Colour me dense, I just don't get this. A hemisphere is bounded by a great circle. How can you have two great circles that do not intersect (have no common point), let alone three? Any two great circles will intersect at two points. Am I misunderstanding of the term 'common point'?
 
  • #23
there are three boundary circles but no point lies on all three. Thus the three great circles form 8 triangles, but by choosing one hemisphere bounded by each circle, and intersecting these hemispheres, we have chosen one of the 8 triangles, along with its interior.
 

FAQ: Question about area on a sphere

How do I calculate the surface area of a sphere?

To calculate the surface area of a sphere, you can use the formula 4πr2, where r is the radius of the sphere. This formula is derived from the mathematical concept of pi and the geometric properties of a sphere.

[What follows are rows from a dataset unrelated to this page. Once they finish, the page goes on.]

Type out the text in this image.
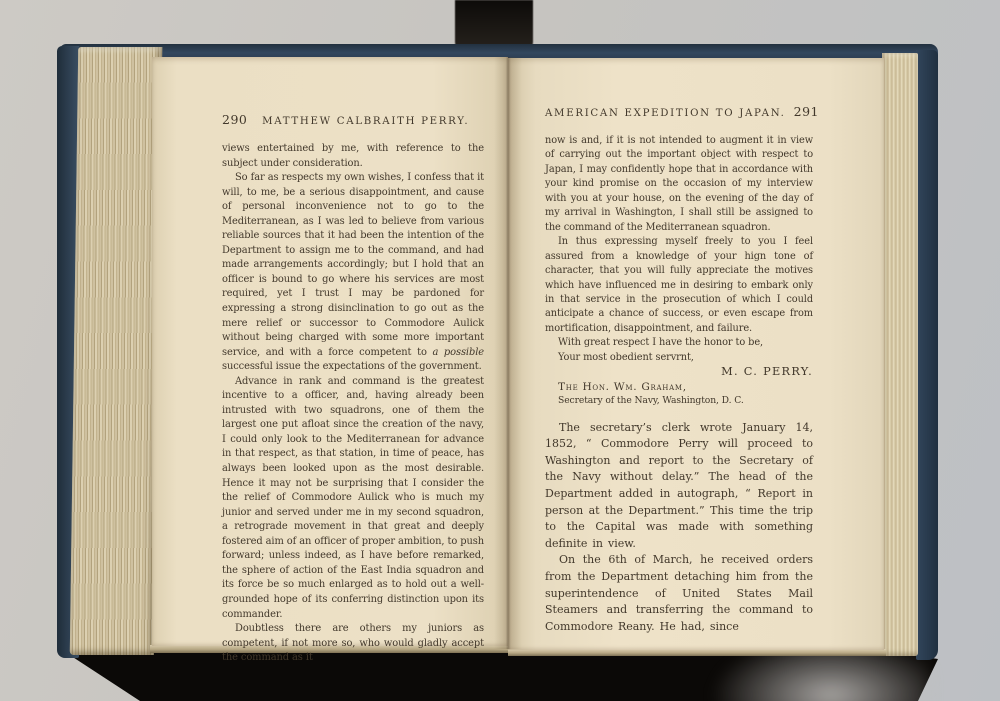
290	MATTHEW CALBRAITH PERRY.

views entertained by me, with reference to the subject under consideration.

So far as respects my own wishes, I confess that it will, to me, be a serious disappointment, and cause of personal inconvenience not to go to the Mediterranean, as I was led to believe from various reliable sources that it had been the intention of the Department to assign me to the command, and had made arrangements accordingly; but I hold that an officer is bound to go where his services are most required, yet I trust I may be pardoned for expressing a strong disinclination to go out as the mere relief or successor to Commodore Aulick without being charged with some more important service, and with a force competent to a possible successful issue the expectations of the government.

Advance in rank and command is the greatest incentive to a officer, and, having already been intrusted with two squadrons, one of them the largest one put afloat since the creation of the navy, I could only look to the Mediterranean for advance in that respect, as that station, in time of peace, has always been looked upon as the most desirable. Hence it may not be surprising that I consider the the relief of Commodore Aulick who is much my junior and served under me in my second squadron, a retrograde movement in that great and deeply fostered aim of an officer of proper ambition, to push forward; unless indeed, as I have before remarked, the sphere of action of the East India squadron and its force be so much enlarged as to hold out a well-grounded hope of its conferring distinction upon its commander.

Doubtless there are others my juniors as competent, if not more so, who would gladly accept the command as it

AMERICAN EXPEDITION TO JAPAN. 291

now is and, if it is not intended to augment it in view of carrying out the important object with respect to Japan, I may confidently hope that in accordance with your kind promise on the occasion of my interview with you at your house, on the evening of the day of my arrival in Washington, I shall still be assigned to the command of the Mediterranean squadron.

In thus expressing myself freely to you I feel assured from a knowledge of your hign tone of character, that you will fully appreciate the motives which have influenced me in desiring to embark only in that service in the prosecution of which I could anticipate a chance of success, or even escape from mortification, disappointment, and failure.

With great respect I have the honor to be,

Your most obedient servrnt,

M. C. PERRY.

The Hon. Wm. Graham,

Secretary of the Navy, Washington, D. C.

The secretary’s clerk wrote January 14, 1852, “ Commodore Perry will proceed to Washington and report to the Secretary of the Navy without delay.” The head of the Department added in autograph, “ Report in person at the Department.” This time the trip to the Capital was made with something definite in view.

On the 6th of March, he received orders from the Department detaching him from the superintendence of United States Mail Steamers and transferring the command to Commodore Reany. He had, since
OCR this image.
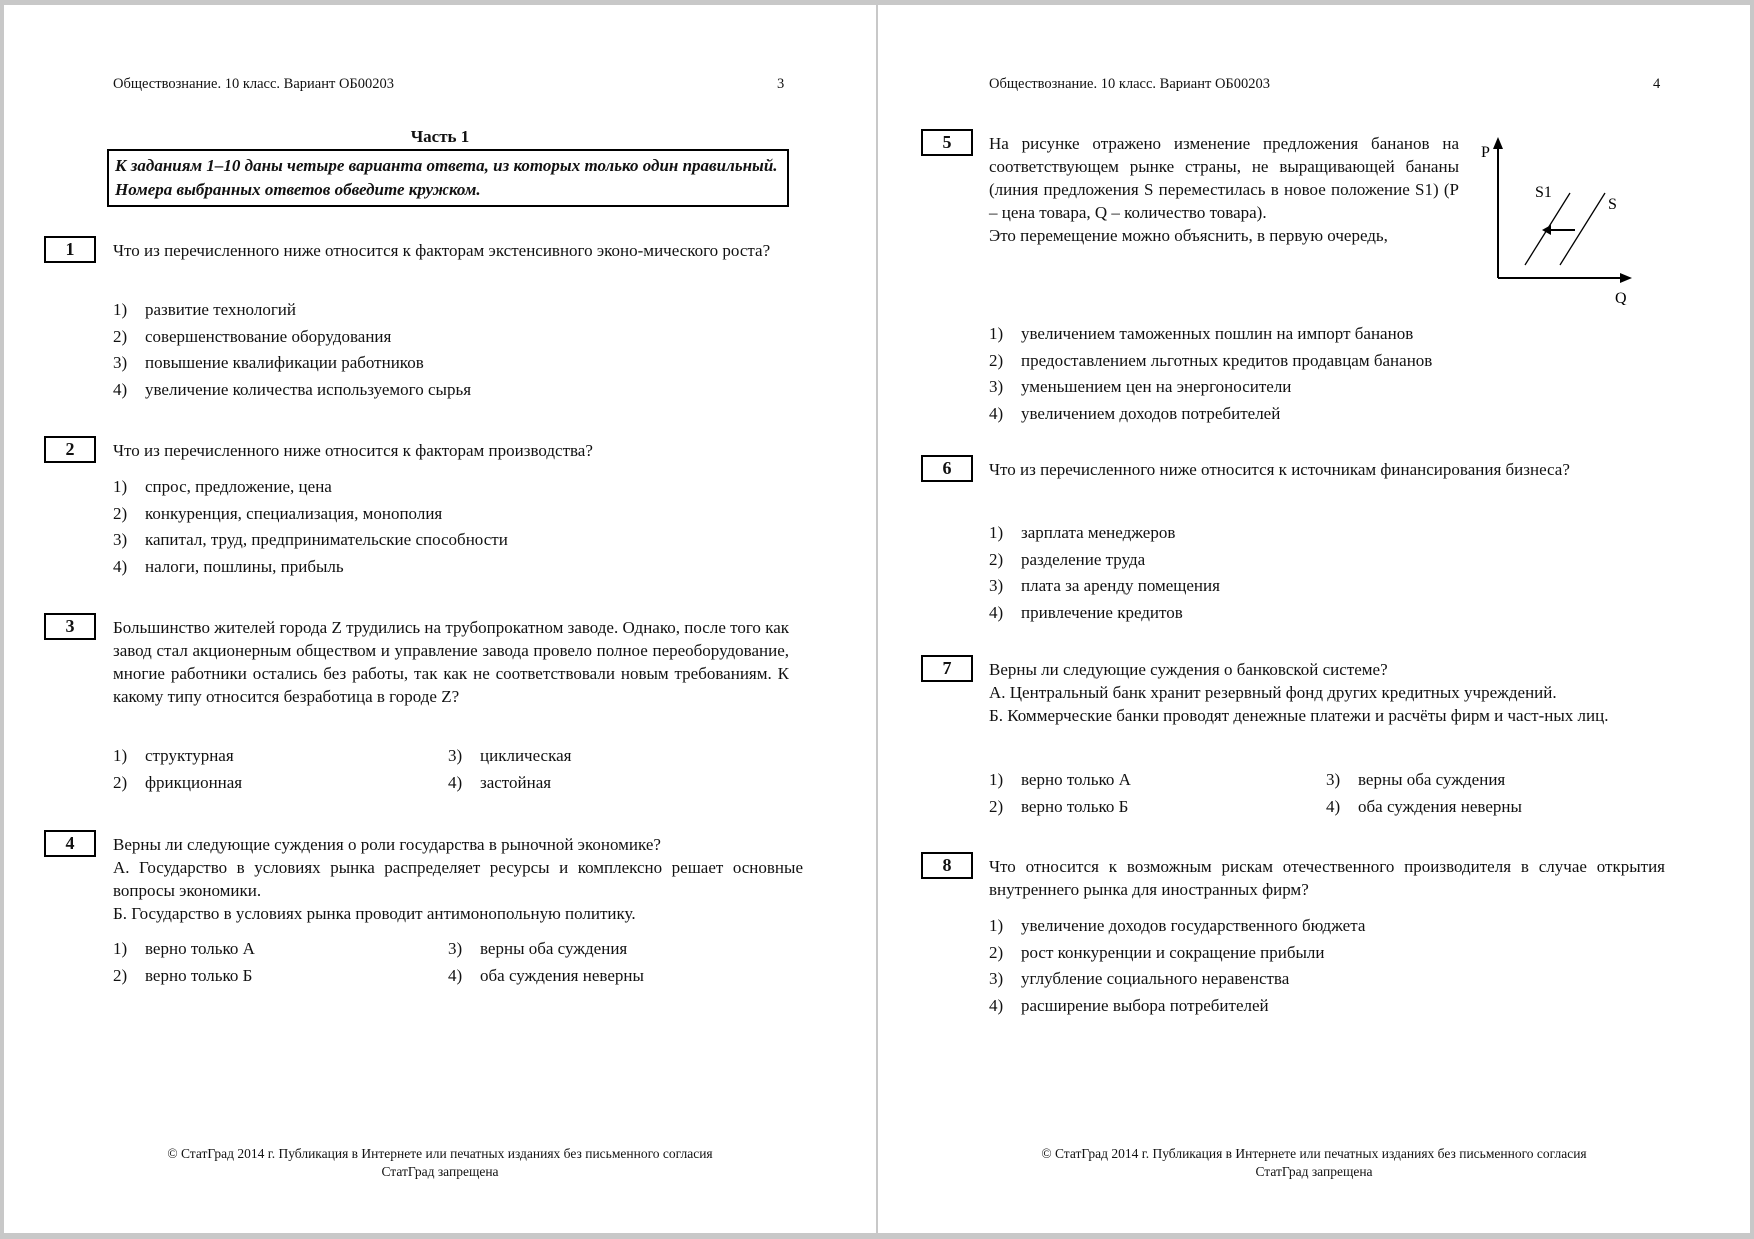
Обществознание. 10 класс. Вариант ОБ00203	3
Часть 1
К заданиям 1–10 даны четыре варианта ответа, из которых только один правильный. Номера выбранных ответов обведите кружком.
1	Что из перечисленного ниже относится к факторам экстенсивного эконо-мического роста?
1) развитие технологий
2) совершенствование оборудования
3) повышение квалификации работников
4) увеличение количества используемого сырья
2	Что из перечисленного ниже относится к факторам производства?
1) спрос, предложение, цена
2) конкуренция, специализация, монополия
3) капитал, труд, предпринимательские способности
4) налоги, пошлины, прибыль
3	Большинство жителей города Z трудились на трубопрокатном заводе. Однако, после того как завод стал акционерным обществом и управление завода провело полное переоборудование, многие работники остались без работы, так как не соответствовали новым требованиям. К какому типу относится безработица в городе Z?
1) структурная	3) циклическая
2) фрикционная	4) застойная
4	Верны ли следующие суждения о роли государства в рыночной экономике?
А. Государство в условиях рынка распределяет ресурсы и комплексно решает основные вопросы экономики.
Б. Государство в условиях рынка проводит антимонопольную политику.
1) верно только А	3) верны оба суждения
2) верно только Б	4) оба суждения неверны
© СтатГрад 2014 г. Публикация в Интернете или печатных изданиях без письменного согласия
СтатГрад запрещена
Обществознание. 10 класс. Вариант ОБ00203	4
5	На рисунке отражено изменение предложения бананов на соответствующем рынке страны, не выращивающей бананы (линия предложения S переместилась в новое положение S1) (P – цена товара, Q – количество товара).
Это перемещение можно объяснить, в первую очередь,
P
Q
S1
S
1) увеличением таможенных пошлин на импорт бананов
2) предоставлением льготных кредитов продавцам бананов
3) уменьшением цен на энергоносители
4) увеличением доходов потребителей
6	Что из перечисленного ниже относится к источникам финансирования бизнеса?
1) зарплата менеджеров
2) разделение труда
3) плата за аренду помещения
4) привлечение кредитов
7	Верны ли следующие суждения о банковской системе?
А. Центральный банк хранит резервный фонд других кредитных учреждений.
Б. Коммерческие банки проводят денежные платежи и расчёты фирм и част-ных лиц.
1) верно только А	3) верны оба суждения
2) верно только Б	4) оба суждения неверны
8	Что относится к возможным рискам отечественного производителя в случае открытия внутреннего рынка для иностранных фирм?
1) увеличение доходов государственного бюджета
2) рост конкуренции и сокращение прибыли
3) углубление социального неравенства
4) расширение выбора потребителей
© СтатГрад 2014 г. Публикация в Интернете или печатных изданиях без письменного согласия
СтатГрад запрещена
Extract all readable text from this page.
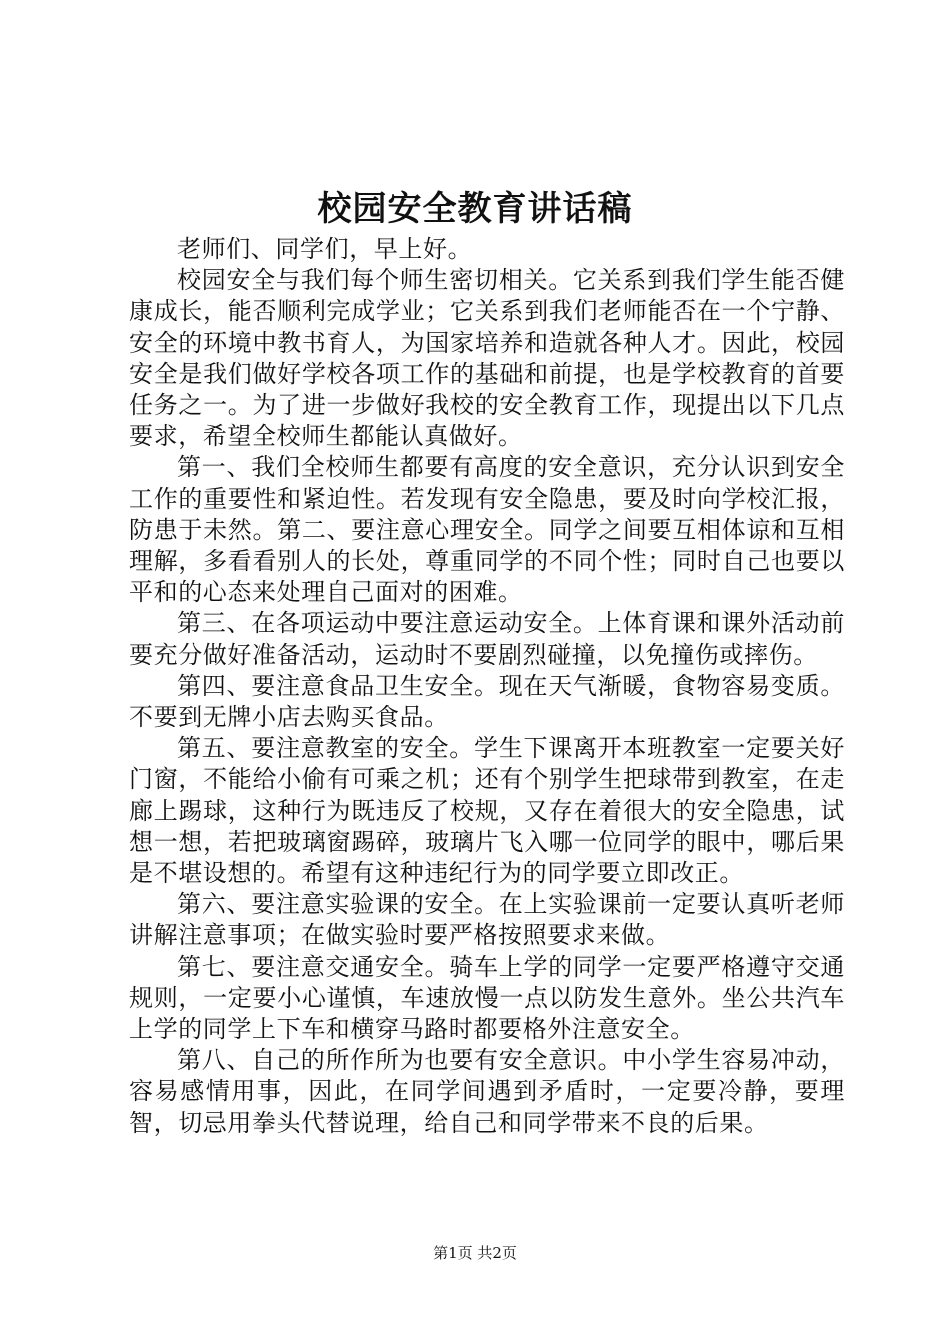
校园安全教育讲话稿

老师们、同学们，早上好。

校园安全与我们每个师生密切相关。它关系到我们学生能否健康成长，能否顺利完成学业；它关系到我们老师能否在一个宁静、安全的环境中教书育人，为国家培养和造就各种人才。因此，校园安全是我们做好学校各项工作的基础和前提，也是学校教育的首要任务之一。为了进一步做好我校的安全教育工作，现提出以下几点要求，希望全校师生都能认真做好。

第一、我们全校师生都要有高度的安全意识，充分认识到安全工作的重要性和紧迫性。若发现有安全隐患，要及时向学校汇报，防患于未然。第二、要注意心理安全。同学之间要互相体谅和互相理解，多看看别人的长处，尊重同学的不同个性；同时自己也要以平和的心态来处理自己面对的困难。

第三、在各项运动中要注意运动安全。上体育课和课外活动前要充分做好准备活动，运动时不要剧烈碰撞，以免撞伤或摔伤。

第四、要注意食品卫生安全。现在天气渐暖，食物容易变质。不要到无牌小店去购买食品。

第五、要注意教室的安全。学生下课离开本班教室一定要关好门窗，不能给小偷有可乘之机；还有个别学生把球带到教室，在走廊上踢球，这种行为既违反了校规，又存在着很大的安全隐患，试想一想，若把玻璃窗踢碎，玻璃片飞入哪一位同学的眼中，哪后果是不堪设想的。希望有这种违纪行为的同学要立即改正。

第六、要注意实验课的安全。在上实验课前一定要认真听老师讲解注意事项；在做实验时要严格按照要求来做。

第七、要注意交通安全。骑车上学的同学一定要严格遵守交通规则，一定要小心谨慎，车速放慢一点以防发生意外。坐公共汽车上学的同学上下车和横穿马路时都要格外注意安全。

第八、自己的所作所为也要有安全意识。中小学生容易冲动，容易感情用事，因此，在同学间遇到矛盾时，一定要冷静，要理智，切忌用拳头代替说理，给自己和同学带来不良的后果。

第1页 共2页
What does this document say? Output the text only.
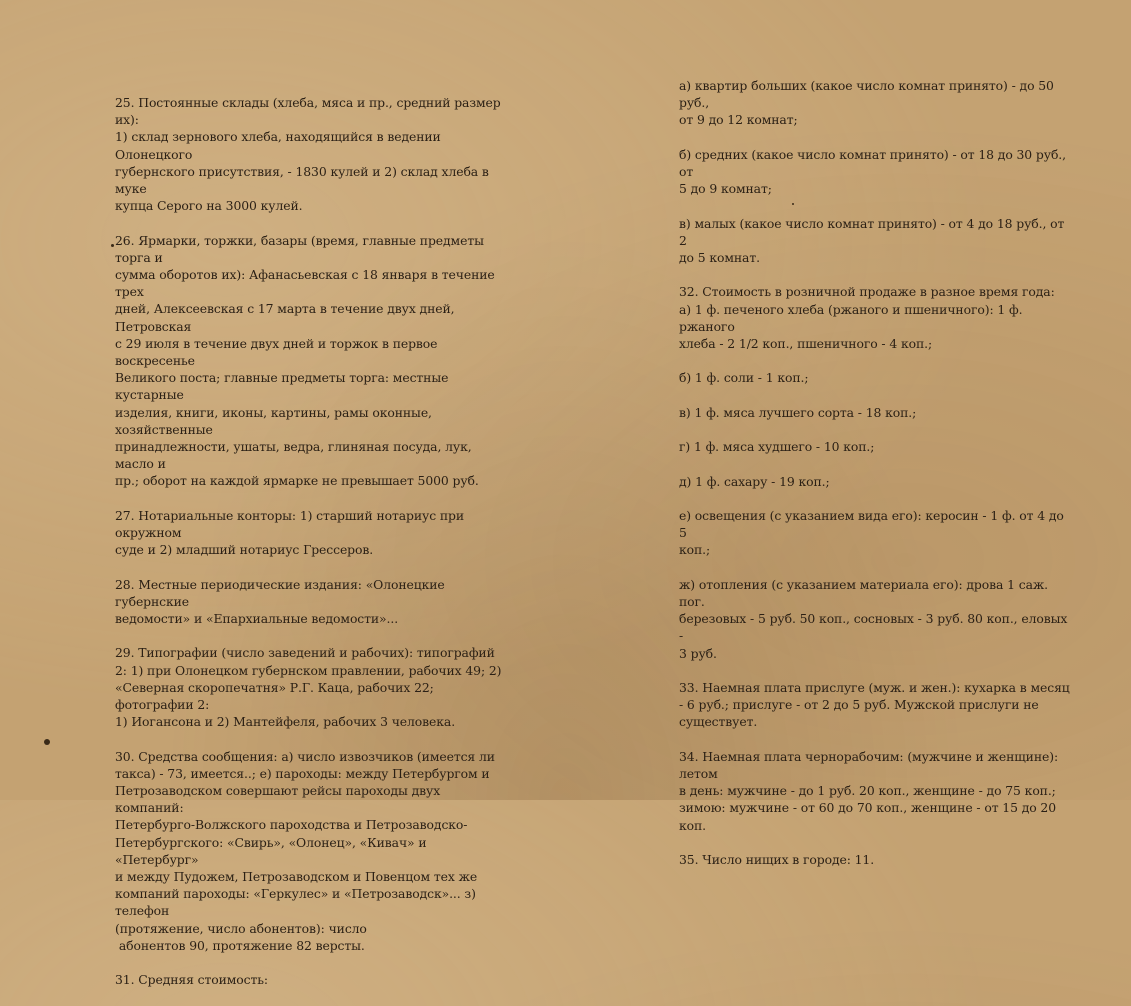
25. Постоянные склады (хлеба, мяса и пр., средний размер их):
1) склад зернового хлеба, находящийся в ведении Олонецкого
губернского присутствия, - 1830 кулей и 2) склад хлеба в муке
купца Серого на 3000 кулей.

26. Ярмарки, торжки, базары (время, главные предметы торга и
сумма оборотов их): Афанасьевская с 18 января в течение трех
дней, Алексеевская с 17 марта в течение двух дней, Петровская
с 29 июля в течение двух дней и торжок в первое воскресенье
Великого поста; главные предметы торга: местные кустарные
изделия, книги, иконы, картины, рамы оконные, хозяйственные
принадлежности, ушаты, ведра, глиняная посуда, лук, масло и
пр.; оборот на каждой ярмарке не превышает 5000 руб.

27. Нотариальные конторы: 1) старший нотариус при окружном
суде и 2) младший нотариус Грессеров.

28. Местные периодические издания: «Олонецкие губернские
ведомости» и «Епархиальные ведомости»...

29. Типографии (число заведений и рабочих): типографий
2: 1) при Олонецком губернском правлении, рабочих 49; 2)
«Северная скоропечатня» Р.Г. Каца, рабочих 22; фотографии 2:
1) Иогансона и 2) Мантейфеля, рабочих 3 человека.

30. Средства сообщения: а) число извозчиков (имеется ли
такса) - 73, имеется..; е) пароходы: между Петербургом и
Петрозаводском совершают рейсы пароходы двух компаний:
Петербурго-Волжского пароходства и Петрозаводско-
Петербургского: «Свирь», «Олонец», «Кивач» и «Петербург»
и между Пудожем, Петрозаводском и Повенцом тех же
компаний пароходы: «Геркулес» и «Петрозаводск»... з) телефон
(протяжение, число абонентов): число
абонентов 90, протяжение 82 версты.

31. Средняя стоимость:

а) квартир больших (какое число комнат принято) - до 50 руб.,
от 9 до 12 комнат;

б) средних (какое число комнат принято) - от 18 до 30 руб., от
5 до 9 комнат;

в) малых (какое число комнат принято) - от 4 до 18 руб., от 2
до 5 комнат.

32. Стоимость в розничной продаже в разное время года:
а) 1 ф. печеного хлеба (ржаного и пшеничного): 1 ф. ржаного
хлеба - 2 1/2 коп., пшеничного - 4 коп.;

б) 1 ф. соли - 1 коп.;

в) 1 ф. мяса лучшего сорта - 18 коп.;

г) 1 ф. мяса худшего - 10 коп.;

д) 1 ф. сахару - 19 коп.;

е) освещения (с указанием вида его): керосин - 1 ф. от 4 до 5
коп.;

ж) отопления (с указанием материала его): дрова 1 саж. пог.
березовых - 5 руб. 50 коп., сосновых - 3 руб. 80 коп., еловых -
3 руб.

33. Наемная плата прислуге (муж. и жен.): кухарка в месяц
- 6 руб.; прислуге - от 2 до 5 руб. Мужской прислуги не
существует.

34. Наемная плата чернорабочим: (мужчине и женщине): летом
в день: мужчине - до 1 руб. 20 коп., женщине - до 75 коп.;
зимою: мужчине - от 60 до 70 коп., женщине - от 15 до 20 коп.

35. Число нищих в городе: 11.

What is the difference between surface area and volume of a sphere?

Surface area refers to the total area that is covered by the surface of a sphere, while volume refers to the amount of space that is contained within the sphere. While surface area is measured in square units, volume is measured in cubic units.

How does the surface area of a sphere compare to other shapes?

The surface area of a sphere is always greater than the surface area of any other shape with the same volume. This is because a sphere has the smallest surface area-to-volume ratio, meaning it can hold the most volume with the least amount of surface area.

Is there a real-life application for calculating the surface area of a sphere?

Yes, calculating the surface area of a sphere has many practical applications. For example, it is important in fields such as physics, engineering, and astronomy for determining the surface area of planets, stars, and other celestial bodies. It is also used in manufacturing for designing and measuring spherical objects.

Can the surface area of a sphere be infinite?

No, the surface area of a sphere cannot be infinite. While the radius of a sphere can approach infinity, the surface area has a maximum value of 4πr2. This is because a sphere is a three-dimensional object with a finite surface area, unlike a plane or a line which have infinite surface areas.